Another foible of mine, is that I type so fast that I sometimes type all the write letters in a word, but not in the right order.  Becuase is a word I do this to a lot.  I’ll type the word out becuase, switching the a and u around.   I also type that as taht.  Or if I want to type “it was as if it never happened,” I’ll type “it wa sas ifi t never happened.”  Right letters, right order, just wrong spacing.  Honestly, it’s very annoying.

I think my favorite of my weird typos is how I commonly type and extra apostrophe in a contracted word.  Can’t will be can’t’ and didn’t will be didn’t’.    I still do this to this day and it’s super irritating.
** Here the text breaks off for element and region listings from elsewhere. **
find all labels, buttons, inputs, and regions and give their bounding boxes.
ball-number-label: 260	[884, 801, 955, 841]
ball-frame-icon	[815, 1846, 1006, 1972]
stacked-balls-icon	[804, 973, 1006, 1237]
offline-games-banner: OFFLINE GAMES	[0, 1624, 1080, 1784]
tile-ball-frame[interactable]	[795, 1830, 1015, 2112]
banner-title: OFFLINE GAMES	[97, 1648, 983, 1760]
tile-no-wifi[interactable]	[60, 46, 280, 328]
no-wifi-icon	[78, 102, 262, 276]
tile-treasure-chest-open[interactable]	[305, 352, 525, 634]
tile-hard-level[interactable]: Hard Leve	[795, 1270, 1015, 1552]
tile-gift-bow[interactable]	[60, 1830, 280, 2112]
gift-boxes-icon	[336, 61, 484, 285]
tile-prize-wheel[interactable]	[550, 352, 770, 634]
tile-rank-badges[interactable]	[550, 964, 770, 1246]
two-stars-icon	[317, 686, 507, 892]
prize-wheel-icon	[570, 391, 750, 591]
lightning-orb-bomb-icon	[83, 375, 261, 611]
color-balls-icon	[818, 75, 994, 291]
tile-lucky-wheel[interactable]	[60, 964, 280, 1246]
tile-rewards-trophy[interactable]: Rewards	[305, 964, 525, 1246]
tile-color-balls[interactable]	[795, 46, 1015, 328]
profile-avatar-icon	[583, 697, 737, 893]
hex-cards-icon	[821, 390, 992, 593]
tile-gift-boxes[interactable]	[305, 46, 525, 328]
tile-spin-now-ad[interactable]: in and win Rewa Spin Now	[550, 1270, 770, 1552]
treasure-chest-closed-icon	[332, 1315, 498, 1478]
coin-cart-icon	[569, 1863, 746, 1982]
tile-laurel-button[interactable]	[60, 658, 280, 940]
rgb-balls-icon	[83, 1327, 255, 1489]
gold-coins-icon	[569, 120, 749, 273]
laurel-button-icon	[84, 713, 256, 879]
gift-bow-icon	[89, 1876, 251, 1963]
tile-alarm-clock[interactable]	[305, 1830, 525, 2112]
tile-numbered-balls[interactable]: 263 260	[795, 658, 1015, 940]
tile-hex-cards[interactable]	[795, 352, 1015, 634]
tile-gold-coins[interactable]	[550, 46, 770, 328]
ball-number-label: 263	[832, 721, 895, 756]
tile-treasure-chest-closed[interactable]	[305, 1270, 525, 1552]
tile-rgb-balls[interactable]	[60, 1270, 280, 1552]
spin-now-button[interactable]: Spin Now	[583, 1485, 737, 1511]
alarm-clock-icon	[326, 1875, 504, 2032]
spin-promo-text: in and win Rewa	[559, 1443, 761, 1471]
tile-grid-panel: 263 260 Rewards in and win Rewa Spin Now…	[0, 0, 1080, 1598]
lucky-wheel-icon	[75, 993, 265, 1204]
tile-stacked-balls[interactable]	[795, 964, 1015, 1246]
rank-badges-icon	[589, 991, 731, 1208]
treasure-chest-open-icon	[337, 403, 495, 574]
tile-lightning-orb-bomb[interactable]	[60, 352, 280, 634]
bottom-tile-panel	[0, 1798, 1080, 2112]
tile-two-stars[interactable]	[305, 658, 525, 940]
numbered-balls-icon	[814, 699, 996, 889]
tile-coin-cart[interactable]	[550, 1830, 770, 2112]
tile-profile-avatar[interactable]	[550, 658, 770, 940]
But on the upside, I’ve recognized where I go wrong and this is one of the reasons, when my mother was reading my final draft of my latest book, she commented on how few typos I had.

I was thinking a lot about this yesterday when I was reading someone else’s manuscript.  He has his own little errors he’s commonly making.  His aren’t like mine though, which are mistakes of speed, his are mistakes of ignorance.  He just hasn’t studied how to write fiction.  His consistent errors are that he is commonly putting the period after quotation marks.  “I’m going to the store, honey”.  for example.  The period should be inside the end quotation mark, not after.  Sometimes he does it right, sometimes he does it wrong.

His other error is that he isn’t putting a comma at the end of a quote in a sentence.  Example:  “I’m going to the store” Frank said as he walked out the door.  There should be a comma after store.

At least for him, once he’s mastered these little things, he shouldn’t make his mistakes anymore.  With me, it’s a little different.  I have the slightest touch of dyslexia.  Forget numbers, I’m hopeless at numbers, but I have to fight to keep my common typos out of my writing.  But the first step is recognizing what you do on a consistent basis, once you do, you can really improve the quality of that first draft and make your editing process that much easier.